There are two main factors for choosing a currency pair.
1. The average daily range of PIPS that the pair moves.
2. The clarity of the patterns produced by the pair.
The best currency pair to start trading is a currency pair that has a small spread and sharp and strong signals. So EUR-USD is the best. Most brokers charge 2 pips when you buy EUR-USD and recently I have seen some brokers that charge even less than one pip.

The EUR/USD has always been the pair that is most popular among Forex traders. And yet I never trade that pair primarily because it has a relative small average daily range of movement compared with some others. After closely following all the pairs every day for years, I discovered that most of the pairs are correlated directly or inversely. Almost all the pairs are doing something similar so there is no reason to trade all of them.
GBP-USD is so similar to EUR-USD but it has a higher spread and greater volatility. You can try the GBP-USD only after few months that you have been working with EUR-USD but if you are happy and comfortable with EUR-USD, forget about GBP-USD.
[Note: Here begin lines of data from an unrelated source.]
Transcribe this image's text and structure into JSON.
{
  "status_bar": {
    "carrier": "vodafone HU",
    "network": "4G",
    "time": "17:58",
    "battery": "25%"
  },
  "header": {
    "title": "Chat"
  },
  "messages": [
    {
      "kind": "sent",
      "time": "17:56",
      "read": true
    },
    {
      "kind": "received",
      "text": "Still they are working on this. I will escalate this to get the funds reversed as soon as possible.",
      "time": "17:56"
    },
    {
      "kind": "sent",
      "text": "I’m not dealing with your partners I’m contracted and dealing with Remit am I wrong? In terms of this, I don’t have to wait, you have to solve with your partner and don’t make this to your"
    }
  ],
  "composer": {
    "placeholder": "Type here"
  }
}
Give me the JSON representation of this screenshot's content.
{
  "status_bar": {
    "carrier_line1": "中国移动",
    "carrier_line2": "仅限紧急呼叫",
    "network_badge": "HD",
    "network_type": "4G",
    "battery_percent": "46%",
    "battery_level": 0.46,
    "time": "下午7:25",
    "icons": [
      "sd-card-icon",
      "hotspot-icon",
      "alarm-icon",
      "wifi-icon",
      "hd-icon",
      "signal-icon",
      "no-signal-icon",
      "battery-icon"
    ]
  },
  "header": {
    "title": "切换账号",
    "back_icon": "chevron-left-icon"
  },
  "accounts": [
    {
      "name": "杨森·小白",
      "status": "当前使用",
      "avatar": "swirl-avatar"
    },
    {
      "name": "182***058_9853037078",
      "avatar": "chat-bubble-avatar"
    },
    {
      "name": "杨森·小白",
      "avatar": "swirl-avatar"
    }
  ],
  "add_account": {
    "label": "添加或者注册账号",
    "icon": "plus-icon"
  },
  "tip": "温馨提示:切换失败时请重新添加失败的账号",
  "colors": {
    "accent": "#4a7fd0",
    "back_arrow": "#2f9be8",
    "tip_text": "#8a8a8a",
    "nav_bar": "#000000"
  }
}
USD-JPY and USD-CAD are completely different from EUR-USD and GBP-USD because they are dependent on two different countries, Japan and Canada with different economy and situation from Europe, GB and USA.
It does not really spread the risk to trade several pairs that are all doing the same thing. The GBP/JPY is the king of PIP movement so if you enter a trade on that pair you will get more profit for doing the same work compared with entering a trade on another pair. Many people are afraid of this pair because of the volatility but that is because they do not recognize patterns and entry signals and since it moves large number of PIPS, they are afraid of large losses rather than focusing on the large potential wins.
Clarity of pattern is the other primary factor and some pairs make no sense at all in terms of producing recognizable patterns. Since our trading decisions are based on signals and patterns, it makes sense to first look at the recent history of any pair being considered and see if the pair has a history of producing chaotic or recognizable patterns.
Often the EUR/JPY forms patterns that are more easily recognized than the GBP/JPY. Therefore it is more desirable to trade this pair even though the same movement will often produce more PIPS on the GBP/JPY. Since these two pairs are closely correlated I also often use the EUR/JPY to gain insight into the patterns being formed on the GBP/JPY because when an entry occurs it is likely to form on both pairs.
It is also a good idea to check the current status of the EUR/GBP in order to see which currency is stronger or weaker. This can tell you which of the two pairs, the GBP/JPY or EUR/JPY is likely to be favorable for going long or short. If the EUR/GBP is going up then the EUR is stronger than the GBP and therefore the EUR/JPY is favorable for any long entries while the GBP/JPY will be favorable for the short entries.
Because successful trading depends on the market forming trends, one of the most important insights to experience is that when a pair is correcting or consolidating that means that the trading opportunity has shifted to a different time frame. So the truth is, once you see how to recognize patterns within patterns you will know that the market is always tradable if you know which time frame the trade is producing the ideal formation of a trade entry and exit.
Average Daily Range
Every currency pair moves differently and has its own unique tendencies. Because of this, not every pair is going to work with the strategies that you use. One way that you can distinguish between pairs is by looking at the average daily range that it moves. Every day, the currency pair is going to move a certain amount of pips. The higher the average daily range is, the more active that pair is. Whenever you are looking at the average daily range of a currency pair, you want to make sure that you look at the pair over an extended period of time. Sometimes, currency pairs will move a certain way for a few weeks and then go back into their old ranges again. By looking at the average daily range, you will be able to tell how much the currency pair usually moves over the course of a trading day.
Clarity of Patterns
Something else that you will want to look at is the clarity of patterns that are created by this currency pair. If you are going to use technical analysis, you need to be able to determine when a pattern is performing with a particular currency. Otherwise, you will not have much luck when it comes to predicting which way you should trade. Ideally, you would like to be able to trade with a large trend when it occurs. However, if you are working with a currency pair that does not illustrate its trends very well, you are not going to be able to profit with this method. Some currency pairs move up and down without actually forming a clear pattern. If you are the type of Forex trader that likes to trade the trend, you are not going to be profitable with this type of pair.
For example, the GBP/USD and the GBP/JPY pairs are two that clearly demonstrate their patterns. Whenever the market picks a direction with these two pairs, it will typically move over 100 pips before going back the other direction.
Trading Style
Whenever you are looking at a currency pair, you also want to make sure that it fits in well with your unique trading style. There are many different methods that you could potentially use to trade the Forex market. Whenever you select a trading method, you need to make sure that the pairs that you trade fit well with this strategy. For example, if you are a scalper that likes to take small pips out of the market, you might decide to work with a currency that moves back and forth like the EUR/CHF or AUD/NZD. If you are a long-term trader, you might lean towards the GBP/USD or GBP/JPY pairs.